Intel® VTune™ Amplifier
Typically, for DPDK analysis, you are recommended to start with the General Exploration analysis to understand whether your application is core or memory bound. For memory bound applications, consider exploring the bottlenecks with the Input and Output analysis:
Reconfigure and rebuild DPDK to enable empty cycles tracing with ITT API.
Explore bandwidth metrics on the timeline.
To benefit from the DPDK IO API profiling, make sure your application is instrumented to enable the empty cycles tracing support. Empty Cycles show the percentage of wasted DPDK polling loop cycles when the DPDK does not fetch any packets.
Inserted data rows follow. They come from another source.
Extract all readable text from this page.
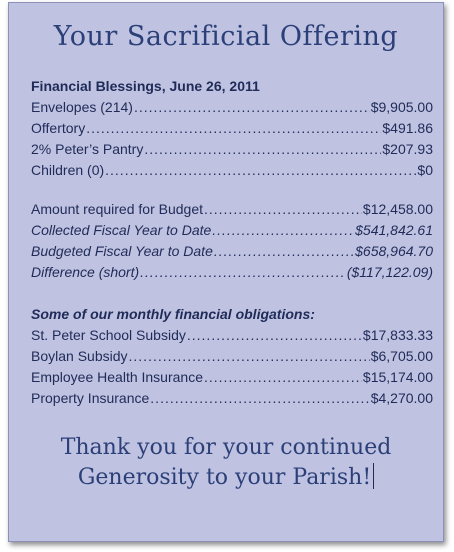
Your Sacrificial Offering
Financial Blessings, June 26, 2011
Envelopes (214) .....	$9,905.00
Offertory .....	$491.86
2% Peter’s Pantry .....	$207.93
Children (0) .....	$0
Amount required for Budget .....	$12,458.00
Collected Fiscal Year to Date .....	$541,842.61
Budgeted Fiscal Year to Date .....	$658,964.70
Difference (short) .....	($117,122.09)
Some of our monthly financial obligations:
St. Peter School Subsidy .....	$17,833.33
Boylan Subsidy .....	$6,705.00
Employee Health Insurance .....	$15,174.00
Property Insurance .....	$4,270.00
Thank you for your continued
Generosity to your Parish!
See the DPDK Programmer's Guide for configuration steps: http://dpdk.org/doc/guides/prog_guide/profile_app.html#empty-cycles-tracing.
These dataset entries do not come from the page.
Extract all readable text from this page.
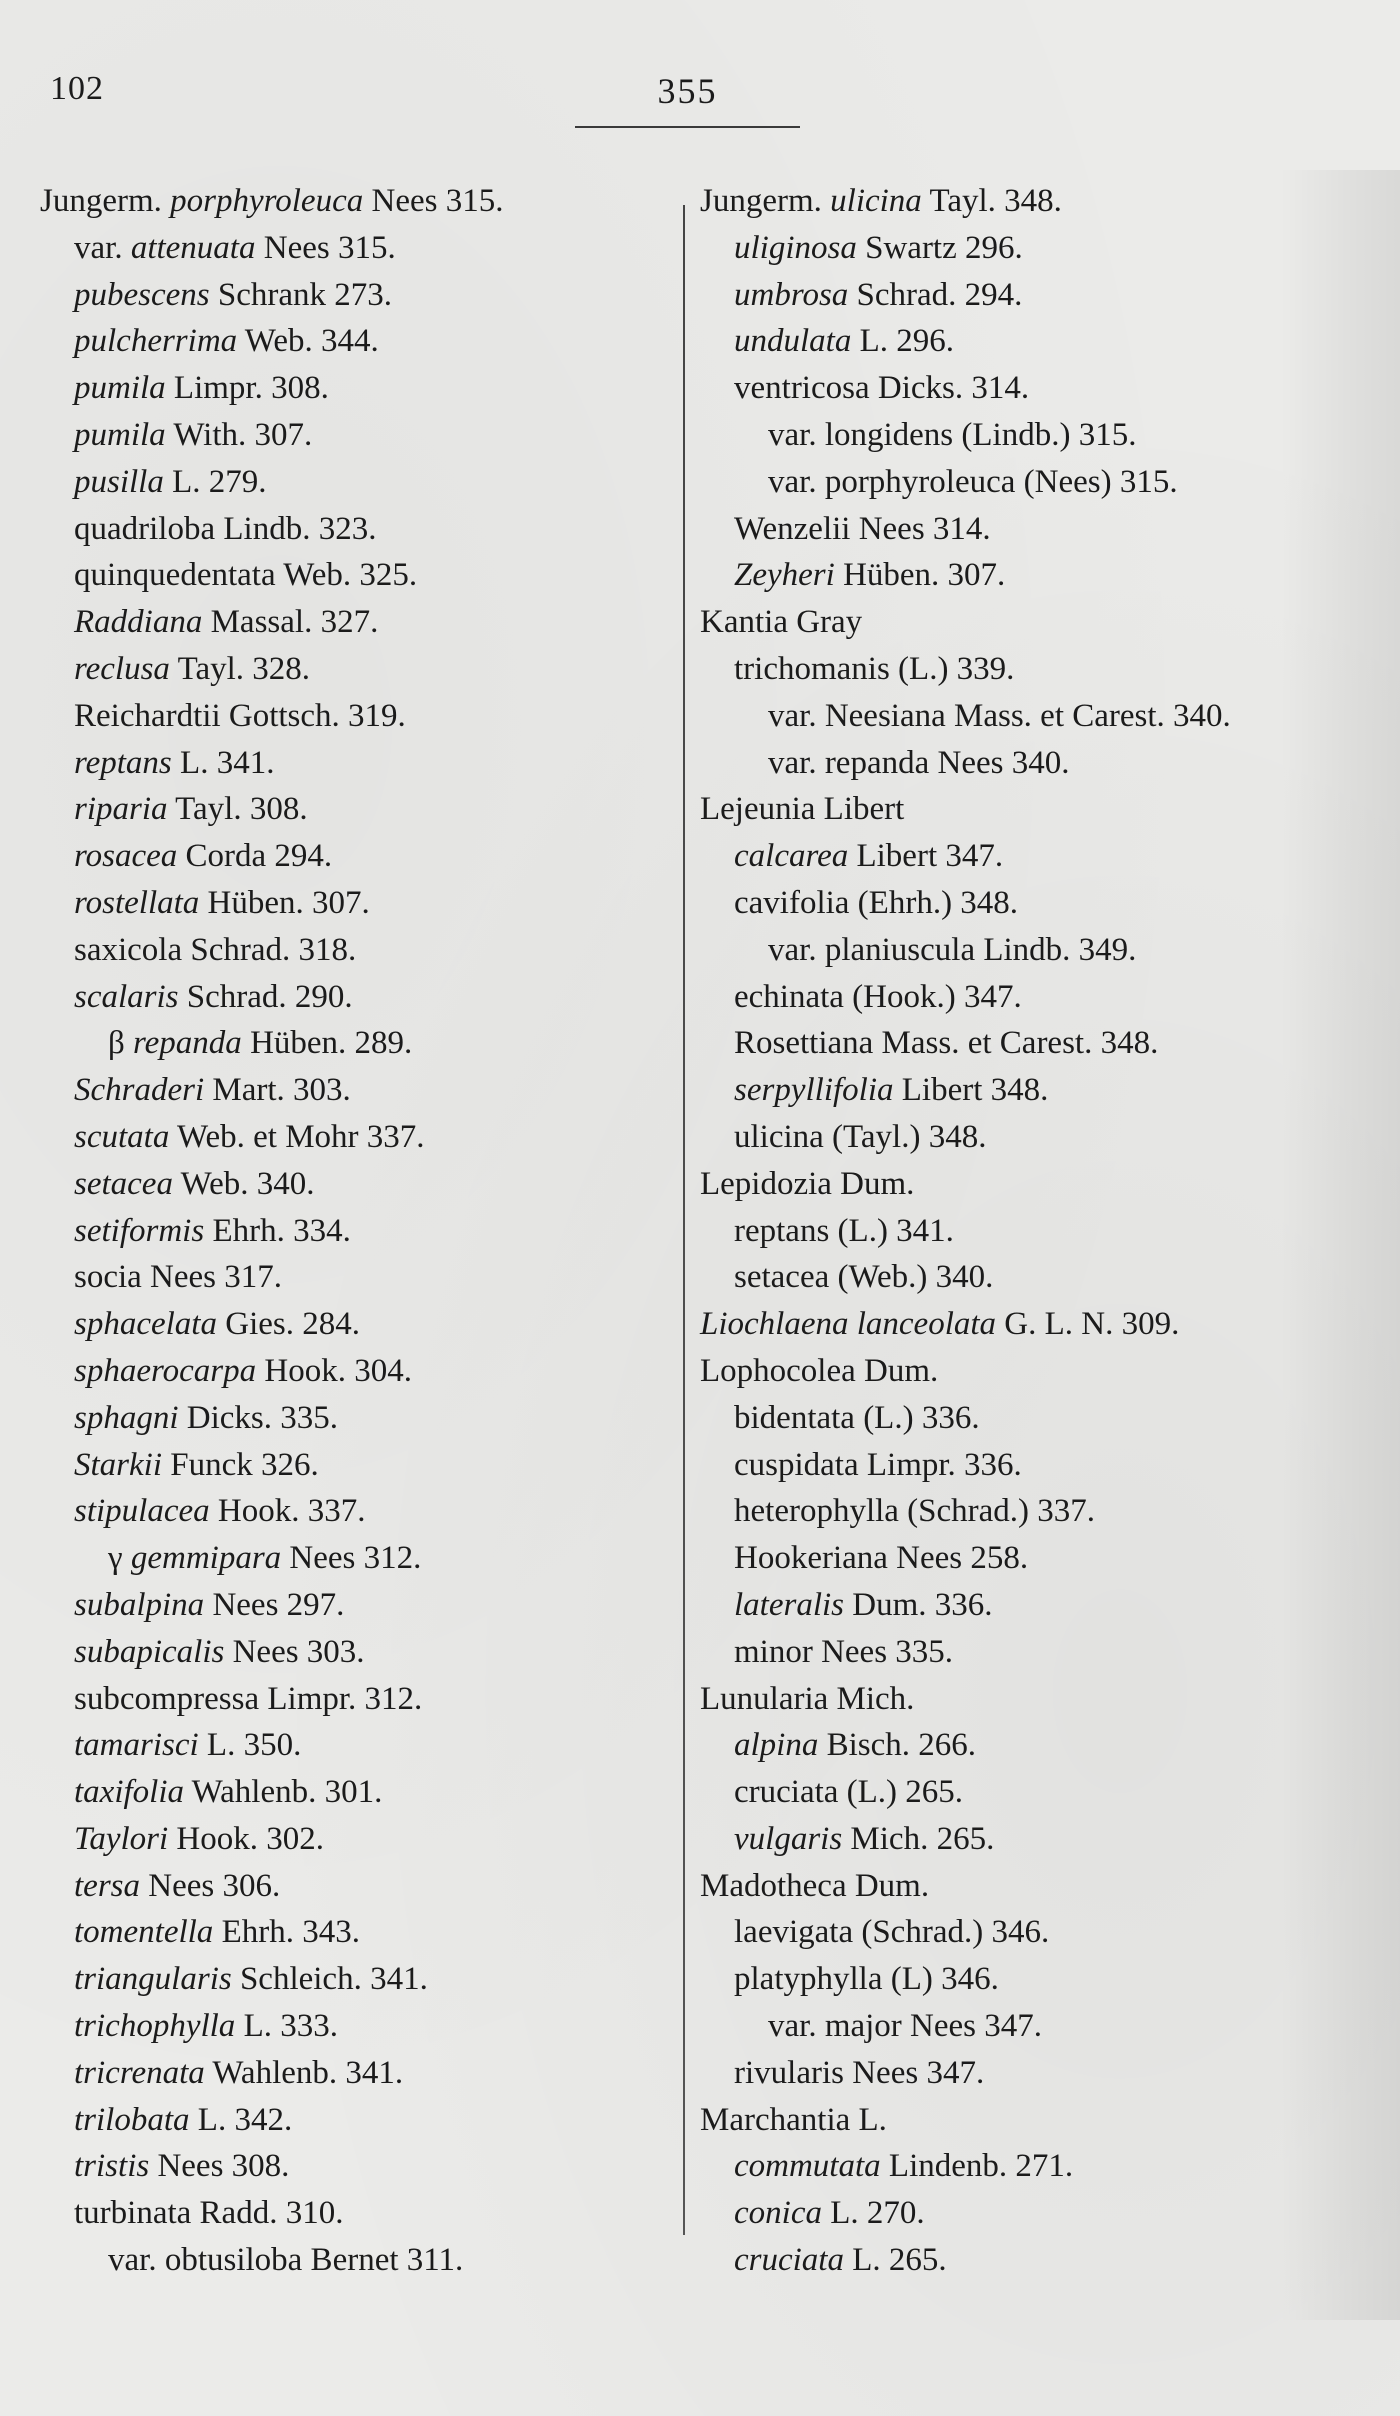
102	355
Jungerm. porphyroleuca Nees 315.
var. attenuata Nees 315.
pubescens Schrank 273.
pulcherrima Web. 344.
pumila Limpr. 308.
pumila With. 307.
pusilla L. 279.
quadriloba Lindb. 323.
quinquedentata Web. 325.
Raddiana Massal. 327.
reclusa Tayl. 328.
Reichardtii Gottsch. 319.
reptans L. 341.
riparia Tayl. 308.
rosacea Corda 294.
rostellata Hüben. 307.
saxicola Schrad. 318.
scalaris Schrad. 290.
β repanda Hüben. 289.
Schraderi Mart. 303.
scutata Web. et Mohr 337.
setacea Web. 340.
setiformis Ehrh. 334.
socia Nees 317.
sphacelata Gies. 284.
sphaerocarpa Hook. 304.
sphagni Dicks. 335.
Starkii Funck 326.
stipulacea Hook. 337.
γ gemmipara Nees 312.
subalpina Nees 297.
subapicalis Nees 303.
subcompressa Limpr. 312.
tamarisci L. 350.
taxifolia Wahlenb. 301.
Taylori Hook. 302.
tersa Nees 306.
tomentella Ehrh. 343.
triangularis Schleich. 341.
trichophylla L. 333.
tricrenata Wahlenb. 341.
trilobata L. 342.
tristis Nees 308.
turbinata Radd. 310.
var. obtusiloba Bernet 311.
Jungerm. ulicina Tayl. 348.
uliginosa Swartz 296.
umbrosa Schrad. 294.
undulata L. 296.
ventricosa Dicks. 314.
var. longidens (Lindb.) 315.
var. porphyroleuca (Nees) 315.
Wenzelii Nees 314.
Zeyheri Hüben. 307.
Kantia Gray
trichomanis (L.) 339.
var. Neesiana Mass. et Carest. 340.
var. repanda Nees 340.
Lejeunia Libert
calcarea Libert 347.
cavifolia (Ehrh.) 348.
var. planiuscula Lindb. 349.
echinata (Hook.) 347.
Rosettiana Mass. et Carest. 348.
serpyllifolia Libert 348.
ulicina (Tayl.) 348.
Lepidozia Dum.
reptans (L.) 341.
setacea (Web.) 340.
Liochlaena lanceolata G. L. N. 309.
Lophocolea Dum.
bidentata (L.) 336.
cuspidata Limpr. 336.
heterophylla (Schrad.) 337.
Hookeriana Nees 258.
lateralis Dum. 336.
minor Nees 335.
Lunularia Mich.
alpina Bisch. 266.
cruciata (L.) 265.
vulgaris Mich. 265.
Madotheca Dum.
laevigata (Schrad.) 346.
platyphylla (L) 346.
var. major Nees 347.
rivularis Nees 347.
Marchantia L.
commutata Lindenb. 271.
conica L. 270.
cruciata L. 265.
Create and set up your DPDK analysis project as follows:
Click the
New Project button on the VTune Amplifier toolbar to set up your basic project settings such as a project name and a project directory. Click
Create Project.
The Choose Target and Analysis Type window opens with the Analysis Target tab active.
From the left pane, choose a target system and target type. For example: Local Host and Launch Application.
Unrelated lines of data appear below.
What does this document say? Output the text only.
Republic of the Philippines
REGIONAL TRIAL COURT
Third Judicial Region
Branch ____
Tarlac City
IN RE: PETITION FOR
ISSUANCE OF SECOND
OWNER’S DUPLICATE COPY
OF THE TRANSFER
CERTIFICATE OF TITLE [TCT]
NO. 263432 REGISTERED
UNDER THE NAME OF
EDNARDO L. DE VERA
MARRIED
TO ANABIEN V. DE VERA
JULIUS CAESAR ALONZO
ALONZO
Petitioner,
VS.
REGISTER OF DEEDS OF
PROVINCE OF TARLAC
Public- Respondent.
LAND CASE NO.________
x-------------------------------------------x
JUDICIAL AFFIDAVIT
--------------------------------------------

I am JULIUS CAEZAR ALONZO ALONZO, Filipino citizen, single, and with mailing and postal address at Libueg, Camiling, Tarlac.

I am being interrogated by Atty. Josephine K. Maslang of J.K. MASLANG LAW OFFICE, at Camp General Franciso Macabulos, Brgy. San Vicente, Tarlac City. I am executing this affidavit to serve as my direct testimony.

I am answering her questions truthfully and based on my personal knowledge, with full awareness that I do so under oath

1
Only Linux* target systems are supported.
From the right pane, specify a target application to analyze.
Switch to the Analysis Type window and select the Input and Output analysis type from the left pane.
Select the DPDK IO API to profile.
Click the Start button to run the analysis.
Consider employing the custom collector to track the number of missed packets at different traffic generation rate and correlate this data with empty cycles distribution.
For data plane applications, you may see 100% of CPU utilization on the Timeline view, which could result from the DPDK poll mode that prevents measuring core effective utilization. Enable the I/O APIs markers on the timeline that show empty cycles as user tasks on the timeline. In the tooltips, you can see the task duration, DPDK port and Rx queue IDs:
If you employed a custom collector for network statistics, you can correlate empty cycles with the number of missed packets at different traffic generation rates.
Use the Platform window grouped by H/W Context/Threads to explore key bandwidth statistics per device:
Analyze the PCIe Bandwidth to estimate the NIC traffic. Typically, your performance goal is to maximize the NIC traffic to the NIC ports maximum.
Ensure the DRAM Bandwidth value is low enough, which means that Intel® Data Direct I/O Technology (Intel DDIO) and Last Level Cache work properly.
Analyze UPI Bandwidth on the multi-socket systems. High values may signal a potential misconfiguration problem.